Meteorologist Juha Jantunen from the Finnish Meteorological Institute has tweeted forecasts from the European Center for Medium-Range Forecasts which reveal that the month of January will be 3-6 or even 6-10 degrees warmer than usual.
The report stated that shorter-term forecasts also paint a similar picture expecting the weather to remain mild. Wednesday is expected to be particularly warm — temperatures in southwestern Finland may reach 8-10 degrees celsius.
Meanwhile snowfall in northern Finland was above average, according to the Finnish Meteorological Institute which said that the 'snow line' runs from Central Ostrobothnia to Pirkanmaa, Päijät-Häme, South Savo and the northern parts of South Karelia, while the west coast and the south are snow-free.
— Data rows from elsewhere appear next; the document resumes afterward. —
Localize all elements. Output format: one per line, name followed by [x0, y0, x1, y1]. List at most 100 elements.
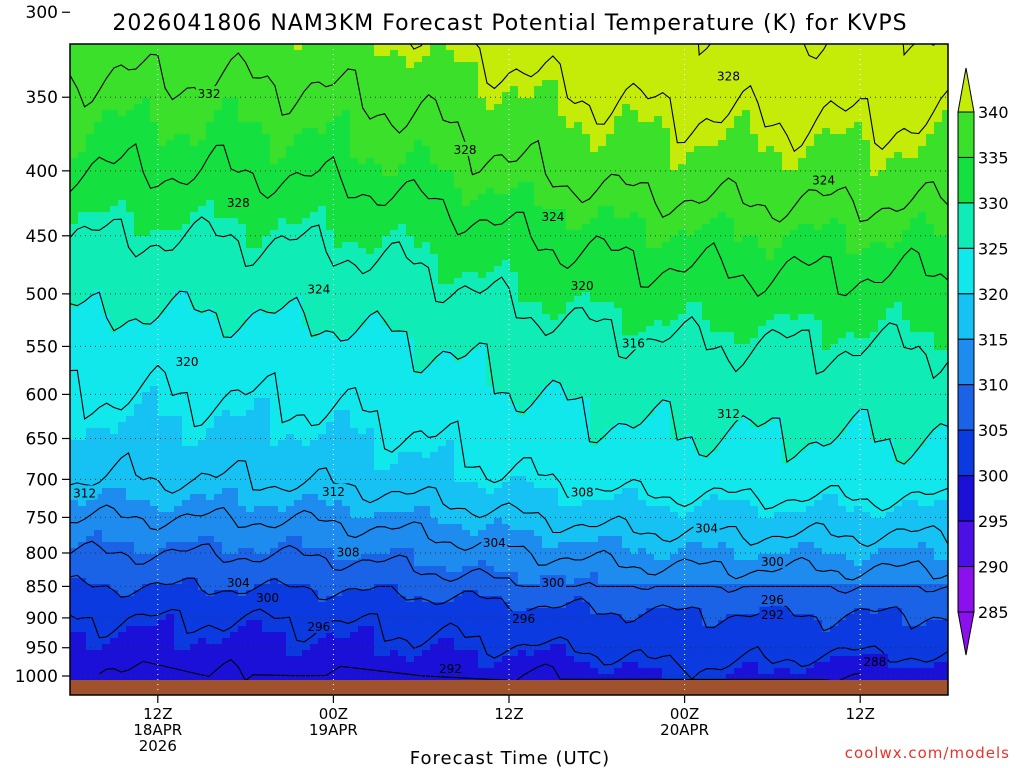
contour-fill-cell — [302, 470, 311, 477]
contour-fill-cell — [334, 260, 343, 267]
contour-fill-cell — [342, 410, 351, 417]
contour-fill-cell — [278, 596, 287, 603]
contour-fill-cell — [398, 218, 407, 225]
contour-fill-cell — [334, 128, 343, 135]
contour-fill-cell — [94, 368, 103, 375]
contour-fill-cell — [102, 464, 111, 471]
contour-fill-cell — [214, 266, 223, 273]
contour-fill-cell — [238, 560, 247, 567]
contour-fill-cell — [350, 98, 359, 105]
contour-fill-cell — [86, 284, 95, 291]
contour-fill-cell — [398, 632, 407, 639]
contour-fill-cell — [286, 440, 295, 447]
contour-fill-cell — [230, 638, 239, 645]
contour-fill-cell — [158, 674, 167, 681]
contour-fill-cell — [78, 614, 87, 621]
contour-fill-cell — [294, 212, 303, 219]
contour-fill-cell — [302, 242, 311, 249]
contour-fill-cell — [430, 224, 439, 231]
contour-fill-cell — [302, 650, 311, 657]
contour-fill-cell — [318, 338, 327, 345]
contour-fill-cell — [110, 68, 119, 75]
contour-fill-cell — [334, 632, 343, 639]
contour-fill-cell — [118, 386, 127, 393]
contour-fill-cell — [150, 530, 159, 537]
contour-fill-cell — [198, 566, 207, 573]
contour-fill-cell — [110, 668, 119, 675]
contour-fill-cell — [390, 140, 399, 147]
contour-fill-cell — [374, 596, 383, 603]
contour-fill-cell — [150, 386, 159, 393]
contour-fill-cell — [126, 434, 135, 441]
contour-fill-cell — [142, 530, 151, 537]
contour-fill-cell — [222, 638, 231, 645]
contour-fill-cell — [430, 518, 439, 525]
contour-fill-cell — [230, 272, 239, 279]
contour-fill-cell — [374, 452, 383, 459]
contour-fill-cell — [254, 374, 263, 381]
contour-fill-cell — [246, 512, 255, 519]
contour-fill-cell — [134, 620, 143, 627]
contour-fill-cell — [406, 68, 415, 75]
contour-fill-cell — [78, 578, 87, 585]
contour-fill-cell — [150, 314, 159, 321]
contour-fill-cell — [150, 380, 159, 387]
contour-fill-cell — [118, 332, 127, 339]
contour-fill-cell — [342, 110, 351, 117]
contour-fill-cell — [198, 368, 207, 375]
contour-fill-cell — [294, 530, 303, 537]
contour-fill-cell — [118, 116, 127, 123]
contour-fill-cell — [262, 224, 271, 231]
contour-fill-cell — [206, 566, 215, 573]
contour-fill-cell — [214, 368, 223, 375]
contour-fill-cell — [422, 668, 431, 675]
contour-fill-cell — [326, 272, 335, 279]
contour-fill-cell — [422, 362, 431, 369]
contour-fill-cell — [190, 122, 199, 129]
contour-fill-cell — [406, 158, 415, 165]
contour-fill-cell — [286, 302, 295, 309]
contour-fill-cell — [174, 254, 183, 261]
contour-fill-cell — [110, 224, 119, 231]
contour-fill-cell — [174, 500, 183, 507]
contour-fill-cell — [70, 194, 79, 201]
contour-fill-cell — [142, 458, 151, 465]
contour-fill-cell — [326, 278, 335, 285]
contour-fill-cell — [278, 416, 287, 423]
contour-fill-cell — [118, 554, 127, 561]
contour-fill-cell — [254, 308, 263, 315]
contour-fill-cell — [118, 338, 127, 345]
contour-fill-cell — [278, 494, 287, 501]
contour-fill-cell — [190, 608, 199, 615]
contour-fill-cell — [382, 176, 391, 183]
contour-fill-cell — [86, 320, 95, 327]
contour-fill-cell — [262, 512, 271, 519]
contour-fill-cell — [302, 326, 311, 333]
contour-fill-cell — [278, 314, 287, 321]
contour-fill-cell — [406, 584, 415, 591]
contour-fill-cell — [302, 200, 311, 207]
contour-fill-cell — [350, 530, 359, 537]
contour-fill-cell — [158, 296, 167, 303]
contour-fill-cell — [134, 596, 143, 603]
contour-fill-cell — [350, 188, 359, 195]
contour-fill-cell — [222, 554, 231, 561]
contour-fill-cell — [286, 512, 295, 519]
contour-fill-cell — [382, 662, 391, 669]
contour-fill-cell — [318, 152, 327, 159]
contour-fill-cell — [86, 584, 95, 591]
contour-fill-cell — [286, 422, 295, 429]
contour-fill-cell — [398, 338, 407, 345]
contour-fill-cell — [318, 590, 327, 597]
contour-fill-cell — [102, 176, 111, 183]
contour-fill-cell — [334, 602, 343, 609]
contour-fill-cell — [214, 56, 223, 63]
contour-fill-cell — [270, 380, 279, 387]
contour-fill-cell — [198, 620, 207, 627]
contour-fill-cell — [278, 68, 287, 75]
contour-fill-cell — [102, 188, 111, 195]
contour-fill-cell — [262, 452, 271, 459]
contour-fill-cell — [70, 188, 79, 195]
contour-fill-cell — [246, 122, 255, 129]
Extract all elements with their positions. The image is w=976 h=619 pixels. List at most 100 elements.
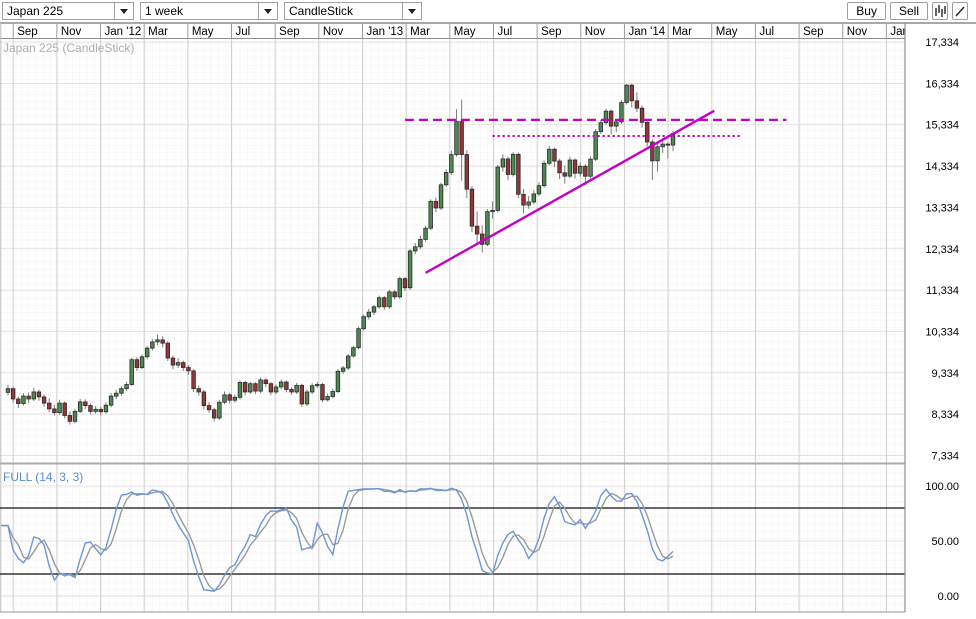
bar-chart-icon-button[interactable]	[932, 2, 948, 20]
x-axis: Sep Nov Jan '12 Mar May Jul Sep Nov Jan '13 Mar Ma…	[0, 23, 976, 612]
candle-up	[371, 306, 377, 313]
candle-up	[309, 385, 315, 393]
svg-text:Jul: Jul	[497, 26, 512, 38]
candle-up	[77, 401, 83, 412]
svg-text:Nov: Nov	[585, 26, 606, 38]
candle-down	[253, 383, 258, 392]
candle-down	[211, 409, 217, 419]
price-axis-label: 17,334	[925, 37, 959, 49]
candle-up	[387, 291, 392, 308]
candle-down	[562, 172, 567, 177]
candle-down	[268, 383, 274, 393]
trendline-icon-button[interactable]	[952, 2, 968, 20]
candle-up	[376, 297, 382, 308]
price-axis-label: 8,334	[931, 409, 959, 421]
candle-down	[191, 370, 196, 390]
candle-up	[273, 386, 279, 393]
symbol-select[interactable]: Japan 225	[2, 2, 134, 20]
candle-up	[485, 211, 490, 245]
svg-text:Sep: Sep	[279, 26, 299, 38]
chevron-down-icon[interactable]	[402, 3, 421, 19]
candle-up	[614, 121, 619, 127]
svg-text:Jan '12: Jan '12	[105, 26, 142, 38]
price-axis-label: 7,334	[931, 451, 959, 463]
candle-down	[67, 415, 73, 422]
sell-button[interactable]: Sell	[889, 2, 928, 20]
candle-down	[402, 278, 408, 289]
buy-button[interactable]: Buy	[847, 2, 886, 20]
candle-down	[516, 153, 521, 195]
candle-down	[170, 357, 176, 366]
candle-up	[5, 388, 11, 393]
indicator-label: FULL (14, 3, 3)	[3, 470, 83, 484]
candle-down	[505, 158, 511, 175]
svg-text:Sep: Sep	[17, 26, 37, 38]
chart-type-select[interactable]: CandleStick	[284, 2, 422, 20]
candle-up	[31, 391, 36, 400]
svg-text:May: May	[192, 26, 214, 38]
candle-up	[114, 392, 119, 397]
candle-down	[36, 391, 42, 398]
candle-up	[325, 396, 330, 401]
candle-up	[103, 404, 109, 413]
candle-up	[304, 391, 310, 405]
chevron-down-icon[interactable]	[114, 3, 133, 19]
candle-up	[531, 193, 537, 203]
candle-up	[93, 408, 98, 412]
candle-up	[119, 388, 124, 394]
interval-select[interactable]: 1 week	[140, 2, 278, 20]
candle-down	[645, 121, 650, 143]
candle-up	[624, 84, 629, 103]
candle-up	[593, 131, 598, 160]
candle-up	[279, 381, 284, 388]
candle-down	[186, 367, 191, 372]
chart-title: Japan 225 (CandleStick)	[3, 41, 134, 55]
price-axis-label: 12,334	[925, 244, 959, 256]
svg-text:Jan '14: Jan '14	[628, 26, 665, 38]
candle-up	[124, 384, 129, 390]
candle-up	[361, 316, 366, 330]
candle-down	[629, 84, 634, 102]
candle-down	[201, 391, 207, 406]
trendlines	[404, 109, 787, 274]
candle-up	[21, 395, 26, 404]
candle-up	[57, 402, 62, 414]
toolbar-right-group: Buy Sell	[847, 2, 968, 20]
svg-text:Jan '13: Jan '13	[366, 26, 403, 38]
svg-text:May: May	[454, 26, 476, 38]
candle-up	[428, 200, 433, 229]
svg-text:May: May	[716, 26, 738, 38]
candle-up	[526, 201, 531, 206]
candle-up	[510, 153, 516, 175]
toolbar: Japan 225 1 week CandleStick Buy Sell	[0, 0, 976, 23]
candle-down	[464, 154, 469, 190]
candle-down	[41, 396, 47, 404]
candle-up	[578, 165, 583, 174]
candle-down	[98, 408, 103, 413]
candle-down	[289, 389, 294, 393]
price-axis-label: 11,334	[926, 285, 959, 297]
candle-down	[433, 200, 439, 209]
candle-down	[10, 388, 16, 400]
stochastic-levels	[0, 507, 905, 575]
candle-up	[351, 347, 356, 357]
candle-down	[474, 225, 480, 235]
interval-select-value: 1 week	[145, 4, 184, 18]
candle-up	[655, 146, 660, 162]
candle-up	[418, 238, 423, 248]
candle-down	[47, 402, 52, 410]
candle-down	[608, 110, 614, 127]
candle-up	[449, 154, 454, 173]
candle-up	[443, 172, 449, 186]
candle-down	[665, 143, 671, 146]
candle-up	[335, 370, 341, 392]
trendline-icon	[955, 6, 965, 17]
svg-text:Jul: Jul	[759, 26, 774, 38]
candle-up	[258, 379, 263, 392]
candle-down	[16, 398, 21, 404]
chevron-down-icon[interactable]	[258, 3, 277, 19]
candle-up	[237, 382, 243, 398]
trendline-rising-support	[424, 109, 715, 274]
candle-up	[490, 210, 495, 213]
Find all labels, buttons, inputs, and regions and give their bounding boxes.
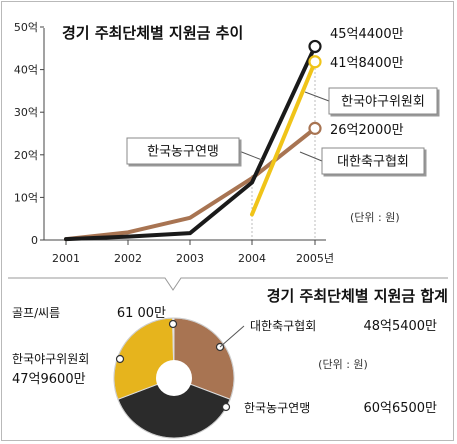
pie-label-dot [221, 402, 231, 412]
x-tick-label: 2003 [176, 252, 204, 265]
x-tick-label: 2001 [52, 252, 80, 265]
legend-label: 한국야구위원회 [341, 95, 425, 110]
series-line-한국야구위원회 [250, 59, 317, 217]
pie-title: 경기 주최단체별 지원금 합계 [267, 287, 448, 305]
pie-label-dot [115, 354, 125, 364]
end-marker-대한축구협회 [308, 39, 322, 54]
end-value-label: 45억4400만 [330, 27, 404, 42]
end-value-label: 26억2000만 [330, 123, 404, 138]
y-tick-label: 30억 [14, 106, 38, 119]
pie-slice-label: 대한축구협회 [250, 319, 316, 333]
pie-label-dot [168, 319, 178, 329]
end-marker-한국농구연맹 [308, 121, 322, 135]
callout-box [321, 147, 425, 175]
legend-label: 대한축구협회 [337, 155, 409, 170]
series-line-대한축구협회 [64, 44, 317, 242]
y-tick-label: 40억 [14, 64, 38, 77]
donut-outline [113, 317, 235, 439]
end-marker-한국야구위원회 [308, 55, 322, 69]
pie-slice-label: 골프/씨름 [12, 306, 60, 320]
end-value-label: 41억8400만 [330, 56, 404, 71]
y-tick-label: 50억 [14, 21, 38, 34]
pie-unit-note: (단위 : 원) [318, 358, 368, 371]
callout-leader [299, 151, 323, 162]
callout-leader [304, 91, 330, 102]
x-tick-label: 2005년 [296, 252, 334, 265]
donut-hole [156, 360, 192, 396]
pie-slice-value: 60억6500만 [363, 401, 437, 416]
callout-box [328, 87, 438, 115]
pie-slice-label: 한국야구위원회 [12, 352, 89, 366]
pie-slice-value: 61 00만 [117, 306, 166, 321]
pie-leader [219, 325, 245, 348]
pie-slice-value: 47억9600만 [12, 372, 86, 387]
callout-leader [238, 150, 263, 161]
x-tick-label: 2002 [114, 252, 142, 265]
pie-slice-label: 한국농구연맹 [244, 401, 310, 415]
pie-slice-value: 48억5400만 [363, 319, 437, 334]
legend-label: 한국농구연맹 [147, 145, 219, 160]
x-tick-label: 2004 [238, 252, 266, 265]
y-tick-label: 20억 [14, 149, 38, 162]
y-tick-label: 10억 [14, 191, 38, 204]
chart-title: 경기 주최단체별 지원금 추이 [62, 24, 243, 42]
section-divider [8, 277, 448, 291]
y-tick-label: 0 [31, 234, 38, 247]
callout-box [126, 137, 240, 165]
unit-note: (단위 : 원) [350, 211, 400, 224]
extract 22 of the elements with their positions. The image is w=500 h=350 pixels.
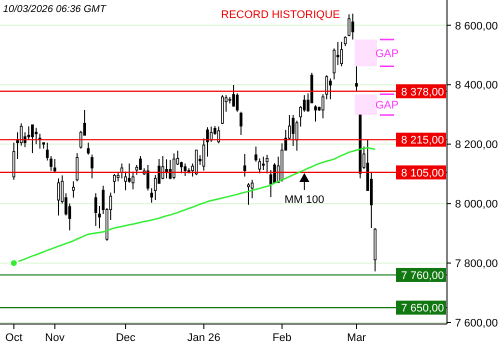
band-label: GAP: [375, 48, 399, 60]
y-tick-label: 8 000,00: [455, 198, 498, 211]
x-tick-label: Nov: [45, 332, 66, 344]
annotation: RECORD HISTORIQUE: [221, 9, 340, 21]
band-label: GAP: [375, 100, 399, 112]
ref-line-label: 7 650,00: [401, 302, 444, 315]
ref-line-label: 8 105,00: [401, 167, 444, 180]
x-tick-label: Jan 26: [187, 332, 220, 344]
ref-line-label: 8 215,00: [401, 134, 444, 147]
y-tick-label: 8 400,00: [455, 80, 498, 92]
series-label: MM 100: [284, 194, 324, 206]
y-tick-label: 8 600,00: [455, 20, 498, 32]
ref-line-label: 7 760,00: [401, 270, 444, 282]
ref-line-label: 8 378,00: [401, 86, 444, 98]
y-tick-label: 8 200,00: [455, 139, 498, 152]
y-tick-label: 7 800,00: [455, 258, 498, 270]
x-tick-label: Dec: [116, 332, 136, 344]
x-tick-label: Feb: [272, 332, 292, 344]
annotation: 10/03/2026 06:36 GMT: [3, 4, 107, 15]
y-tick-label: 7 600,00: [455, 318, 498, 330]
x-tick-label: Mar: [347, 332, 366, 344]
x-tick-label: Oct: [5, 332, 22, 344]
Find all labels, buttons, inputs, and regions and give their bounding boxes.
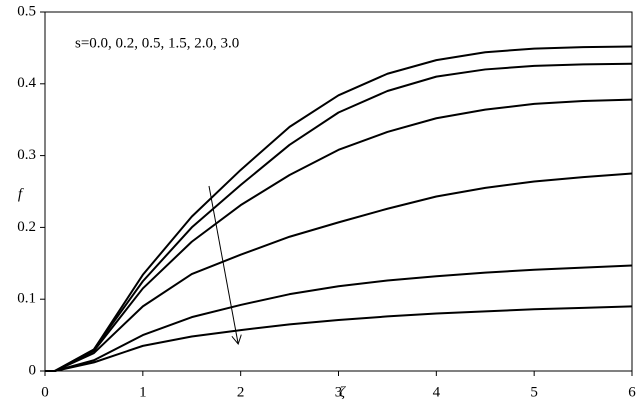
x-tick-label: 0 <box>41 384 49 400</box>
x-tick-label: 5 <box>530 384 538 400</box>
line-series <box>45 172 633 372</box>
y-tick-label: 0 <box>29 362 37 378</box>
y-tick-label: 0.3 <box>17 147 36 163</box>
x-axis-label: ζ <box>339 384 346 400</box>
line-series <box>45 264 633 372</box>
y-tick-label: 0.2 <box>17 219 36 235</box>
line-series <box>45 98 633 372</box>
y-tick-label: 0.4 <box>17 75 36 91</box>
x-tick-label: 1 <box>139 384 147 400</box>
x-tick-label: 6 <box>628 384 636 400</box>
line-series <box>45 45 633 372</box>
y-tick-label: 0.5 <box>17 3 36 19</box>
line-series <box>45 305 633 372</box>
y-axis-label: f <box>18 186 24 202</box>
annotation: s=0.0, 0.2, 0.5, 1.5, 2.0, 3.0 <box>75 35 239 51</box>
x-tick-label: 3 <box>335 384 343 400</box>
x-tick-label: 4 <box>433 384 441 400</box>
x-tick-label: 2 <box>237 384 245 400</box>
y-tick-label: 0.1 <box>17 291 36 307</box>
line-series <box>45 62 633 372</box>
trend-arrow <box>208 185 238 343</box>
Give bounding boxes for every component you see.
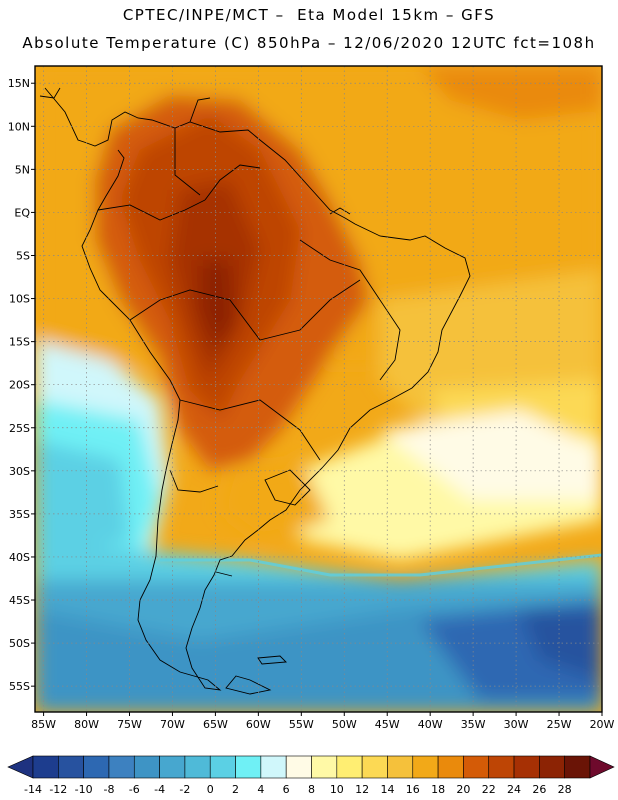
graticule [35,66,603,712]
colorbar-swatch [235,755,262,779]
colorbar-label: 16 [406,783,420,796]
lat-label: 5S [16,249,30,262]
colorbar-label: 28 [558,783,572,796]
lat-label: 15N [8,77,30,90]
coastlines [39,87,471,695]
colorbar-label: 6 [283,783,290,796]
colorbar-label: 10 [330,783,344,796]
colorbar-label: -6 [129,783,140,796]
colorbar-label: 8 [308,783,315,796]
lon-label: 20W [590,718,615,731]
colorbar-swatch [361,755,388,779]
lat-label: 20S [9,379,30,392]
latitude-labels: 15N 10N 5N EQ 5S 10S 15S 20S 25S 30S 35S 40S 45S 50S 5… [8,77,35,693]
lon-label: 60W [246,718,271,731]
colorbar-swatch [311,755,338,779]
longitude-labels: 85W 80W 75W 70W 65W 60W 55W 50W 45W 40W 35W 30W 25W 2… [31,712,615,731]
lat-label: 10N [8,120,30,133]
colorbar-label: -8 [103,783,114,796]
colorbar-swatch [159,755,186,779]
lon-label: 50W [332,718,357,731]
lat-label: 30S [9,465,30,478]
colorbar-swatch [387,755,414,779]
temperature-field [35,66,602,712]
colorbar-swatch [564,755,591,779]
colorbar-label: -2 [179,783,190,796]
lat-label: 45S [9,594,30,607]
colorbar-label: 0 [207,783,214,796]
colorbar-swatch [437,755,464,779]
colorbar-swatch [260,755,287,779]
colorbar-swatch [285,755,312,779]
colorbar-swatch [513,755,540,779]
colorbar-swatch [83,755,110,779]
lat-label: 50S [9,637,30,650]
colorbar-label: -12 [49,783,67,796]
colorbar-label: 2 [232,783,239,796]
lat-label: 35S [9,508,30,521]
colorbar-swatch [336,755,363,779]
lon-label: 30W [504,718,529,731]
colorbar-under-arrow [7,755,34,779]
colorbar-label: 26 [532,783,546,796]
colorbar-over-arrow [589,755,615,779]
title-line-1: CPTEC/INPE/MCT – Eta Model 15km – GFS [122,6,496,24]
colorbar-swatch [539,755,565,779]
lat-label: 40S [9,551,30,564]
colorbar [7,755,615,779]
colorbar-swatch [58,755,84,779]
lon-label: 65W [203,718,228,731]
map-frame [34,65,603,713]
lat-label: 5N [15,163,30,176]
lon-label: 85W [31,718,56,731]
colorbar-label: 4 [257,783,264,796]
lon-label: 35W [461,718,486,731]
colorbar-label: 18 [431,783,445,796]
lon-label: 45W [375,718,400,731]
lon-label: 40W [418,718,443,731]
title-line-2: Absolute Temperature (C) 850hPa – 12/06/… [22,34,596,52]
colorbar-label: 12 [355,783,369,796]
colorbar-swatch [412,755,439,779]
lon-label: 75W [117,718,142,731]
colorbar-swatch [32,755,59,779]
colorbar-swatch [209,755,236,779]
colorbar-label: 22 [482,783,496,796]
colorbar-label: 14 [380,783,394,796]
lon-label: 55W [289,718,314,731]
colorbar-swatch [133,755,160,779]
colorbar-swatch [463,755,490,779]
colorbar-swatch [108,755,135,779]
colorbar-swatch [184,755,211,779]
lat-label: EQ [14,206,30,219]
colorbar-label: 24 [507,783,521,796]
colorbar-swatch [488,755,515,779]
lat-label: 25S [9,422,30,435]
colorbar-label: -4 [154,783,165,796]
lon-label: 70W [160,718,185,731]
colorbar-labels: -14 -12 -10 -8 -6 -4 -2 0 2 4 6 8 10 12 14 16 18 20 22 24 26… [24,783,572,796]
lon-label: 80W [74,718,99,731]
lat-label: 55S [9,680,30,693]
lon-label: 25W [547,718,572,731]
lat-label: 15S [9,336,30,349]
lat-label: 10S [9,293,30,306]
colorbar-label: -14 [24,783,42,796]
colorbar-label: -10 [75,783,93,796]
colorbar-label: 20 [456,783,470,796]
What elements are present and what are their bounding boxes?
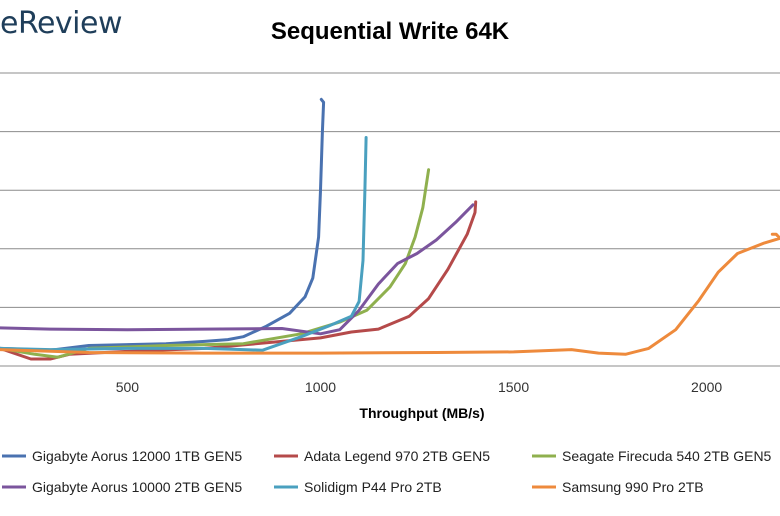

The ‘Black Christmas’ however made for a safer holiday season than usual according to a report by rural paper Maaseudun Tulevaisuus. The paper stated that the Automobile and Touring Club of Finland (ATCF), a nationwide association for private motoring in Finland, received roughly one quarter fewer calls for roadside assistance from members compared to last year's holiday season, thanks to the warmer weather.
ATCF’s holiday service ‘Operation Snowflake’ which has volunteers helping drivers across the country during Christmas was on duty for the 51st consecutive year.
Finland’s passport ranking
Tabloid Iltalehti reported that Finland shares fourth place with Italy in the latest Henley Passport Index which ranks all the world’s passports according to the number of countries their holders can enter without a visa.
Japan's passport was listed as the world's most useful travel document with visa-free access to 191 countries, followed by Singapore and South Korea at 190 and 189 countries respectively.
Finnish passport holders can travel to 188 countries without a visa. The passport has dropped two places from the 2019 ranking where it shared the second place with Germany and South Korea.